121
votes

I am trying to declare a struct that is dependent upon another struct. I want to use sizeof to be safe/pedantic.

typedef struct _parent
{
  float calc ;
  char text[255] ;
  int used ;
} parent_t ;

Now I want to declare a struct child_t that has the same size as parent_t.text.

How can I do this? (Pseudo-code below.)

typedef struct _child
{
  char flag ;
  char text[sizeof(parent_t.text)] ;
  int used ;
} child_t ;

I tried a few different ways with parent_t and struct _parent, but my compiler will not accept.

As a trick, this seems to work:

parent_t* dummy ;
typedef struct _child
{
  char flag ;
  char text[sizeof(dummy->text)] ;
  int used ;
} child_t ;

Is it possible to declare child_t without the use of dummy?

9

9 Answers

227
votes

Although defining the buffer size with a #define is one idiomatic way to do it, another would be to use a macro like this:

#define member_size(type, member) sizeof(((type *)0)->member)

and use it like this:

typedef struct
{
    float calc;
    char text[255];
    int used;
} Parent;

typedef struct
{
    char flag;
    char text[member_size(Parent, text)];
    int used;
} Child;

I'm actually a bit surprised that sizeof((type *)0)->member) is even allowed as a constant expression. Cool stuff.

36
votes

I am not on my development machine right now, but I think you can do one of the following:

sizeof(((parent_t *)0)->text)

sizeof(((parent_t){0}).text)


Edit
12
votes

Use a preprocessor directive, i.e. #define:

#define TEXT_LEN 255

typedef struct _parent
{
  float calc ;
  char text[TEXT_LEN] ;
  int used ;
} parent_t ;

typedef struct _child
{
  char flag ;
  char text[TEXT_LEN] ;
  int used ;
} child_t ;
12
votes

You are free to use FIELD_SIZEOF(t, f) in the Linux kernel. It's just defined as following:

#define FIELD_SIZEOF(t, f) (sizeof(((t*)0)->f))

This type of macro is mentioned in other answers. But it's more portable to use an already-defined macro.

5
votes

You can use a preprocessor directive for size as:

#define TEXT_MAX_SIZE 255

and use it in both parent and child.

5
votes

Another possibility would be to define a type. The fact that you want to ensure the same size for the two fields is an indicator that you have the same semantics for them, I think.

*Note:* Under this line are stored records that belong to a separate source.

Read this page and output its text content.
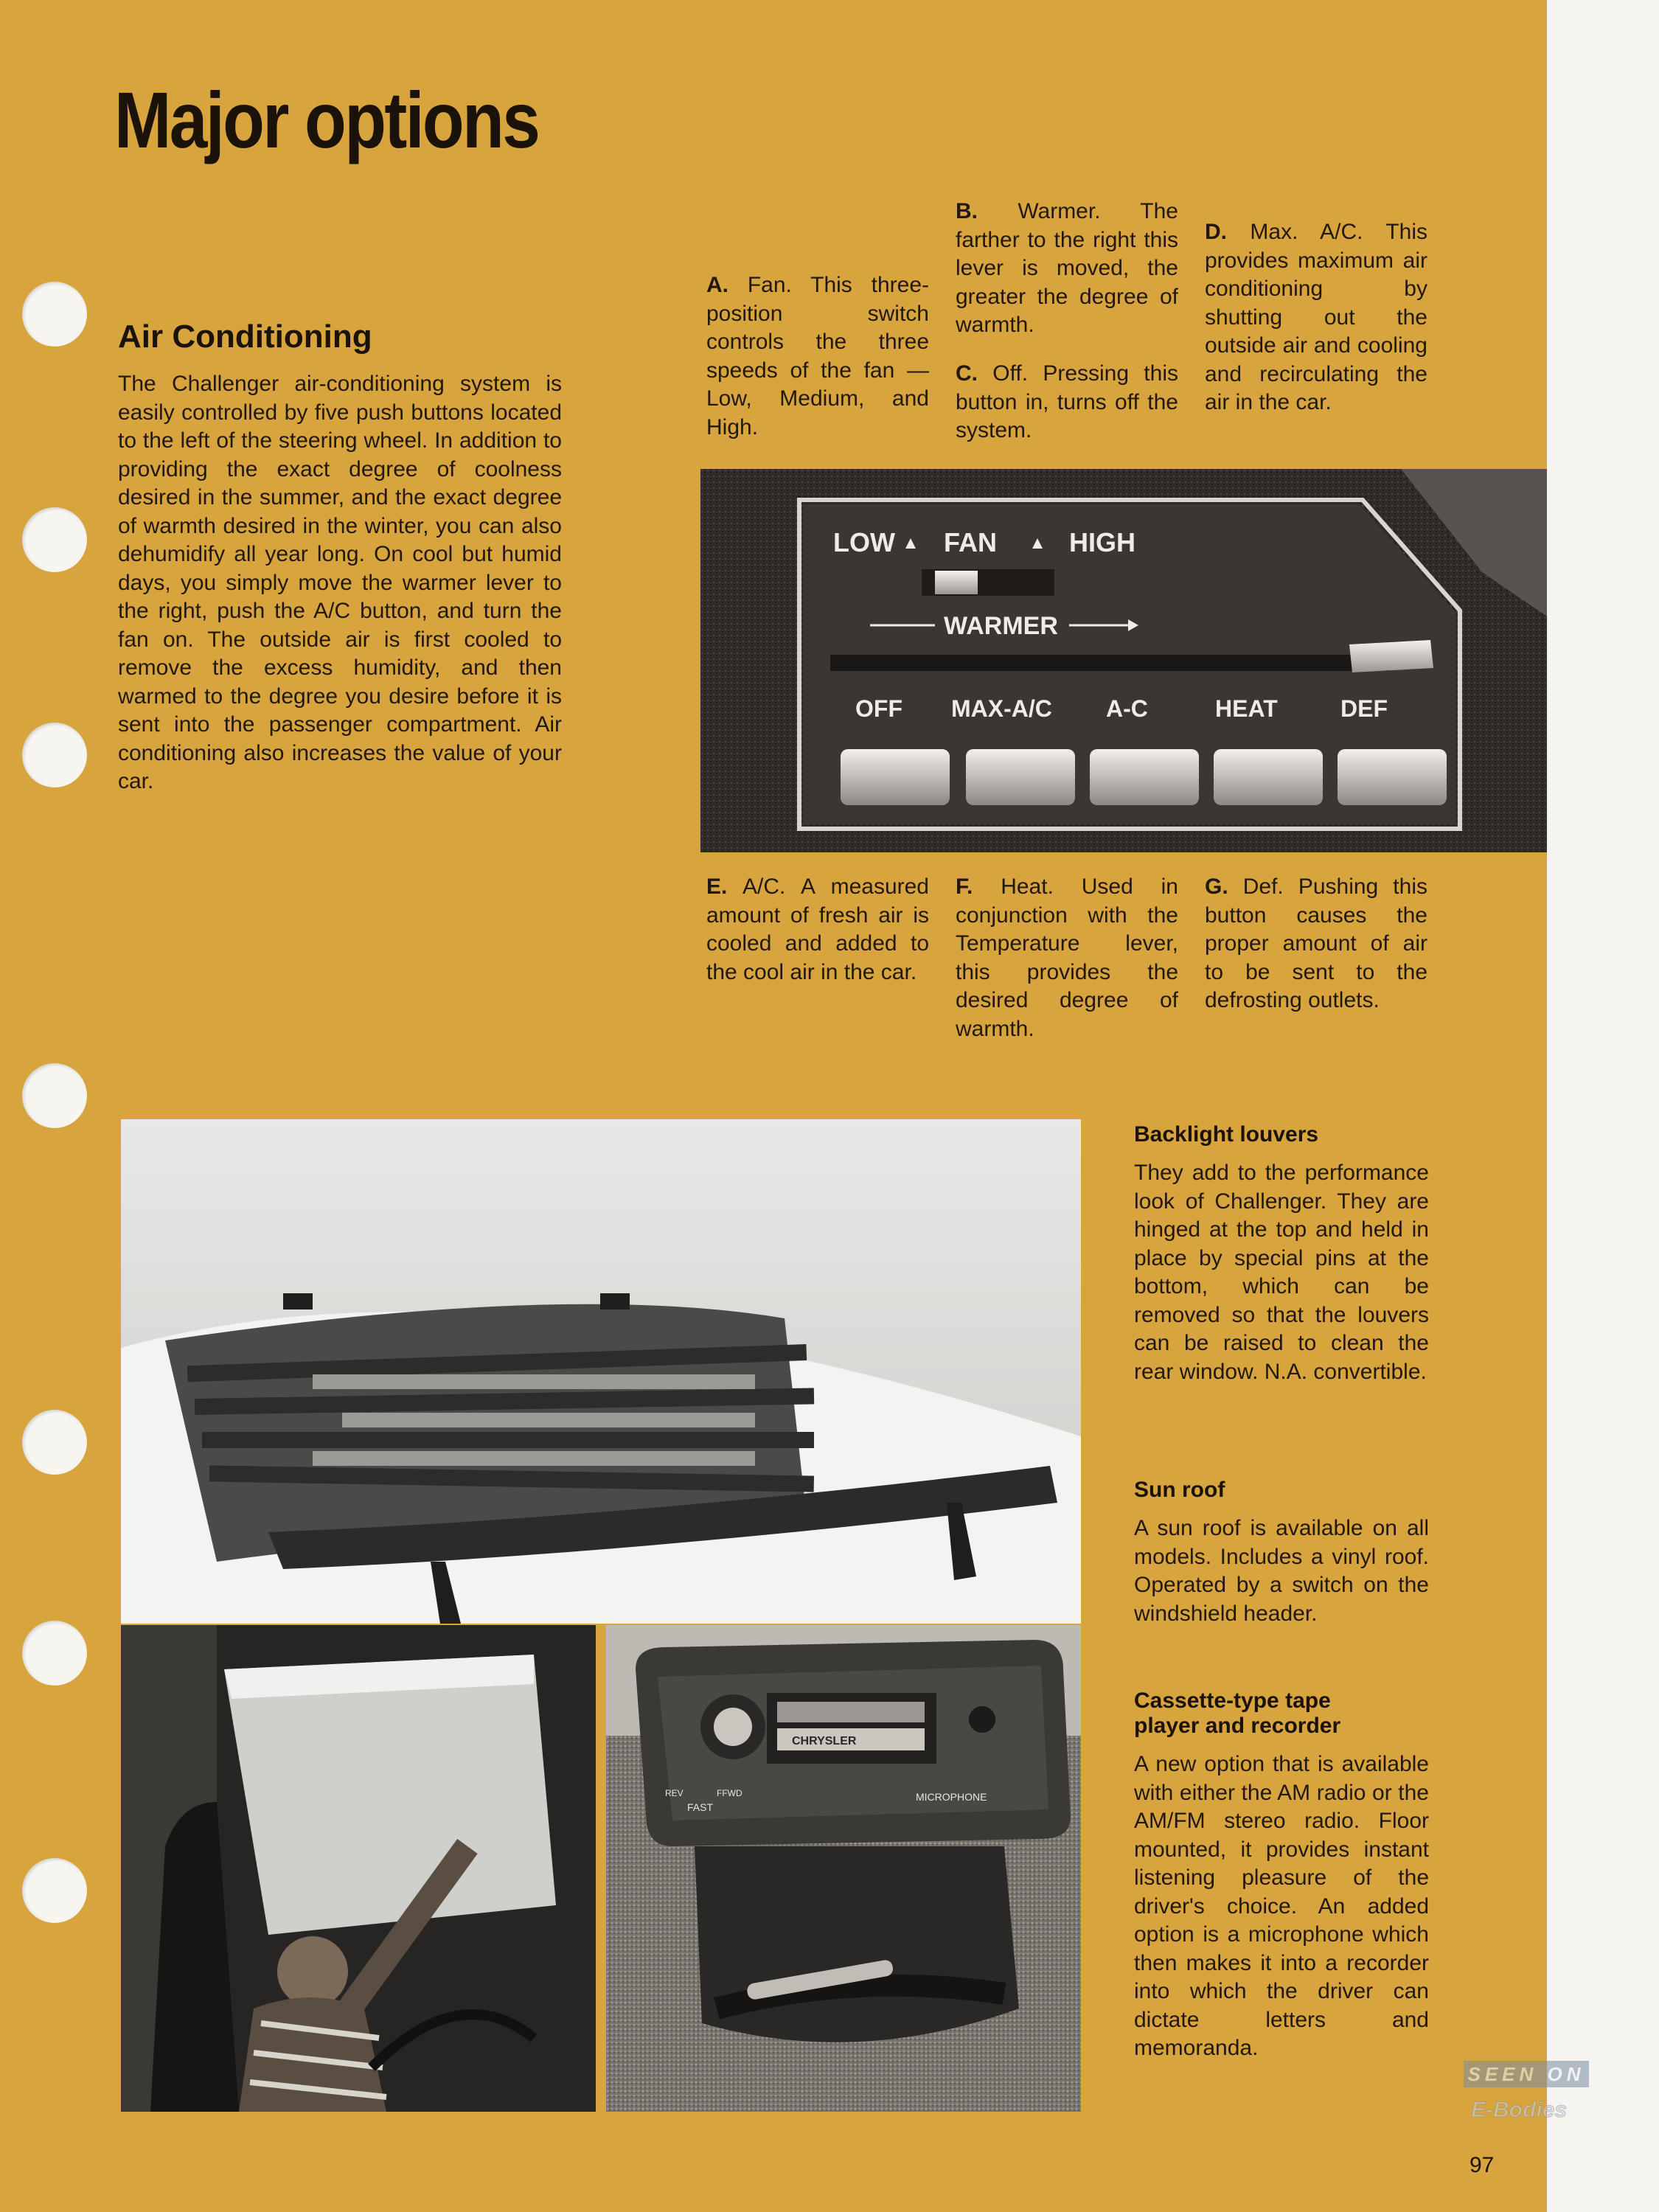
Major options
Air Conditioning
The Challenger air-conditioning system is easily controlled by five push buttons located to the left of the steering wheel. In addition to providing the exact degree of coolness desired in the summer, and the exact degree of warmth desired in the winter, you can also dehumidify all year long. On cool but humid days, you simply move the warmer lever to the right, push the A/C button, and turn the fan on. The outside air is first cooled to remove the excess humidity, and then warmed to the degree you desire before it is sent into the passenger compartment. Air conditioning also increases the value of your car.
A. Fan. This three-position switch controls the three speeds of the fan —Low, Medium, and High.
B. Warmer. The farther to the right this lever is moved, the greater the degree of warmth.
C. Off. Pressing this button in, turns off the system.
D. Max. A/C. This provides maximum air conditioning by shutting out the outside air and cooling and recirculating the air in the car.
LOW FAN	HIGH
WARMER
OFF MAX-A/C A-C	HEAT	DEF
E. A/C. A measured amount of fresh air is cooled and added to the cool air in the car.
F. Heat. Used in conjunction with the Temperature lever, this provides the desired degree of warmth.
G. Def. Pushing this button causes the proper amount of air to be sent to the defrosting outlets.
CHRYSLER
REV	FFWD
FAST
MICROPHONE
Backlight louvers
They add to the performance look of Challenger. They are hinged at the top and held in place by special pins at the bottom, which can be removed so that the louvers can be raised to clean the rear window. N.A. convertible.
Sun roof
A sun roof is available on all models. Includes a vinyl roof. Operated by a switch on the windshield header.
Cassette-type tape player and recorder
A new option that is available with either the AM radio or the AM/FM stereo radio. Floor mounted, it provides instant listening pleasure of the driver's choice. An added option is a microphone which then makes it into a recorder into which the driver can dictate letters and memoranda.
SEEN ON
E-Bodies
97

typedef char description[255];

and then have a field

description text;

in both of your types.

5
votes

struct.h has them already defined,

#define fldsiz(name, field) \
    (sizeof(((struct name *)0)->field))

so you could,

#include <stdlib.h> /* EXIT_SUCCESS */
#include <stdio.h>  /* printf */
#include <struct.h> /* fldsiz */

struct Penguin {
    char name[128];
    struct Penguin *child[16];
};
static const int name_size  = fldsiz(Penguin, name) / sizeof(char);
static const int child_size = fldsiz(Penguin, child) / sizeof(struct Penguin *);

int main(void) {
    printf("Penguin.name is %d chars and Penguin.child is %d Penguin *.\n",
           name_size, child_size);
    return EXIT_SUCCESS;
}

but, on looking in the header, it appears that this is a BSD thing and not ANSI or POSIX standard. I tried it on a Linux machine and it didn't work; limited usefulness.

5
votes

c++ solution:

sizeof(Type::member) seems to be working as well:

struct Parent
{
    float calc;
    char text[255];
    int used;
};

struct Child
{
    char flag;
    char text[sizeof(Parent::text)];
    int used;
};
0
votes

@joey-adams, thank you! I was searching the same thing, but for non char array and it works perfectly fine even this way:

#define member_dim(type, member) sizeof(((type*)0)->member) / \
                                 sizeof(((type*)0)->member[0])

struct parent {
        int array[20];
};

struct child {
        int array[member_dim(struct parent, array)];
};

int main ( void ) {
        return member_dim(struct child, array);
}

It returns 20 as expected.

And, @brandon-horsley, this works good too:

#define member_dim(type, member) sizeof(((type){0}).member) / \
                                 sizeof(((type){0}).member[0])